Jillian Tamaki, Mariko Tamaki
Drawn and Quarterly
Over the course of a much-anticipated trip to New York, an unexpected fling blossoms between casual acquaintances and throws a long-term friendship off-balance. Emotional tensions vibrate wildly against the resplendently illustrated backdrop of the city, capturing a spontaneous queer romance in all of its fledgling glory. Slick attention to the details of a bustling, intimidating metropolis are softened with a palette of muted pastels, as though seen through the eyes of first-time travelers. The awe, wonder, and occasional stumble along the way come to life with stunning accuracy. Roaming is the third collaboration from the critically acclaimed team behind Skim and Governor General’s Literary Award winner This One Summer. Moody, atmospheric, and teeming with life, the magic of this comics duo leaks through the pages with lush and exquisite pen work.
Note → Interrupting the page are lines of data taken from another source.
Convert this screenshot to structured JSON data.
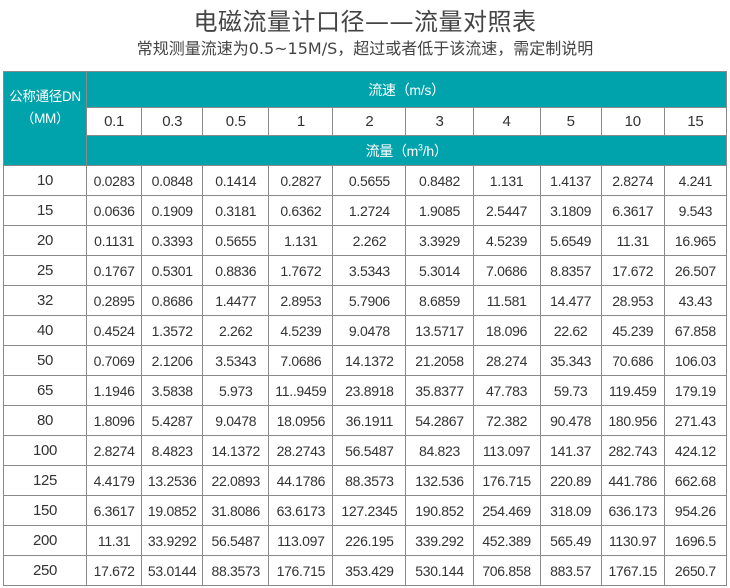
{
  "title": "电磁流量计口径——流量对照表",
  "subtitle": "常规测量流速为0.5~15M/S，超过或者低于该流速，需定制说明",
  "colors": {
    "header_bg": "#00a2ab",
    "header_text": "#ffffff",
    "border": "#8a8a8a"
  },
  "table": {
    "dn_header_line1": "公称通径DN",
    "dn_header_line2": "（MM）",
    "velocity_header": "流速（m/s）",
    "flow_header_prefix": "流量（m",
    "flow_header_sup": "3",
    "flow_header_suffix": "/h）",
    "velocities": [
      "0.1",
      "0.3",
      "0.5",
      "1",
      "2",
      "3",
      "4",
      "5",
      "10",
      "15"
    ],
    "rows": [
      {
        "dn": "10",
        "values": [
          "0.0283",
          "0.0848",
          "0.1414",
          "0.2827",
          "0.5655",
          "0.8482",
          "1.131",
          "1.4137",
          "2.8274",
          "4.241"
        ]
      },
      {
        "dn": "15",
        "values": [
          "0.0636",
          "0.1909",
          "0.3181",
          "0.6362",
          "1.2724",
          "1.9085",
          "2.5447",
          "3.1809",
          "6.3617",
          "9.543"
        ]
      },
      {
        "dn": "20",
        "values": [
          "0.1131",
          "0.3393",
          "0.5655",
          "1.131",
          "2.262",
          "3.3929",
          "4.5239",
          "5.6549",
          "11.31",
          "16.965"
        ]
      },
      {
        "dn": "25",
        "values": [
          "0.1767",
          "0.5301",
          "0.8836",
          "1.7672",
          "3.5343",
          "5.3014",
          "7.0686",
          "8.8357",
          "17.672",
          "26.507"
        ]
      },
      {
        "dn": "32",
        "values": [
          "0.2895",
          "0.8686",
          "1.4477",
          "2.8953",
          "5.7906",
          "8.6859",
          "11.581",
          "14.477",
          "28.953",
          "43.43"
        ]
      },
      {
        "dn": "40",
        "values": [
          "0.4524",
          "1.3572",
          "2.262",
          "4.5239",
          "9.0478",
          "13.5717",
          "18.096",
          "22.62",
          "45.239",
          "67.858"
        ]
      },
      {
        "dn": "50",
        "values": [
          "0.7069",
          "2.1206",
          "3.5343",
          "7.0686",
          "14.1372",
          "21.2058",
          "28.274",
          "35.343",
          "70.686",
          "106.03"
        ]
      },
      {
        "dn": "65",
        "values": [
          "1.1946",
          "3.5838",
          "5.973",
          "11..9459",
          "23.8918",
          "35.8377",
          "47.783",
          "59.73",
          "119.459",
          "179.19"
        ]
      },
      {
        "dn": "80",
        "values": [
          "1.8096",
          "5.4287",
          "9.0478",
          "18.0956",
          "36.1911",
          "54.2867",
          "72.382",
          "90.478",
          "180.956",
          "271.43"
        ]
      },
      {
        "dn": "100",
        "values": [
          "2.8274",
          "8.4823",
          "14.1372",
          "28.2743",
          "56.5487",
          "84.823",
          "113.097",
          "141.37",
          "282.743",
          "424.12"
        ]
      },
      {
        "dn": "125",
        "values": [
          "4.4179",
          "13.2536",
          "22.0893",
          "44.1786",
          "88.3573",
          "132.536",
          "176.715",
          "220.89",
          "441.786",
          "662.68"
        ]
      },
      {
        "dn": "150",
        "values": [
          "6.3617",
          "19.0852",
          "31.8086",
          "63.6173",
          "127.2345",
          "190.852",
          "254.469",
          "318.09",
          "636.173",
          "954.26"
        ]
      },
      {
        "dn": "200",
        "values": [
          "11.31",
          "33.9292",
          "56.5487",
          "113.097",
          "226.195",
          "339.292",
          "452.389",
          "565.49",
          "1130.97",
          "1696.5"
        ]
      },
      {
        "dn": "250",
        "values": [
          "17.672",
          "53.0144",
          "88.3573",
          "176.715",
          "353.429",
          "530.144",
          "706.858",
          "883.57",
          "1767.15",
          "2650.7"
        ]
      }
    ]
  }
}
The Tamakis’ singular, elegant vision of an urban paradise slowly revealing its imperfections to the tune of its visitors’ rhythms is a masterpiece—a future classic for generations to come.
Jillian Tamaki, Mariko Tamaki
Drawn and Quarterly
When Edel was nine, Fidel Castro announced his surprising decision to let 125,000 traitors of the revolution, or “worms,” leave the country. The faltering economy and Edel’s family’s vocal discomfort with government surveillance had made their daily lives on a farm outside Havana precarious, and they secretly planned to leave. But before that happened, a dozen soldiers confiscated their home and property and imprisoned them in a detention center near the port of Mariel, where they were held with dissidents and criminals before being marched to a flotilla that miraculously deposited them, overnight, in Florida. Through vivid, stirring art, Worm tells a story of a boyhood in the midst of the Cold War, a family’s displacement in exile, and their tenacious longing for those they left behind. It also recounts the coming-of-age of an artist and activist, who, witnessing American’s turn from democracy to extremism, struggles to differentiate his adoptive country from the dictatorship he fled. Confronting questions of patriotism and the liminal nature of belonging, Edel Rodriguez ultimately celebrates the immigrants, maligned and overlooked, who guard and invigorate American freedom.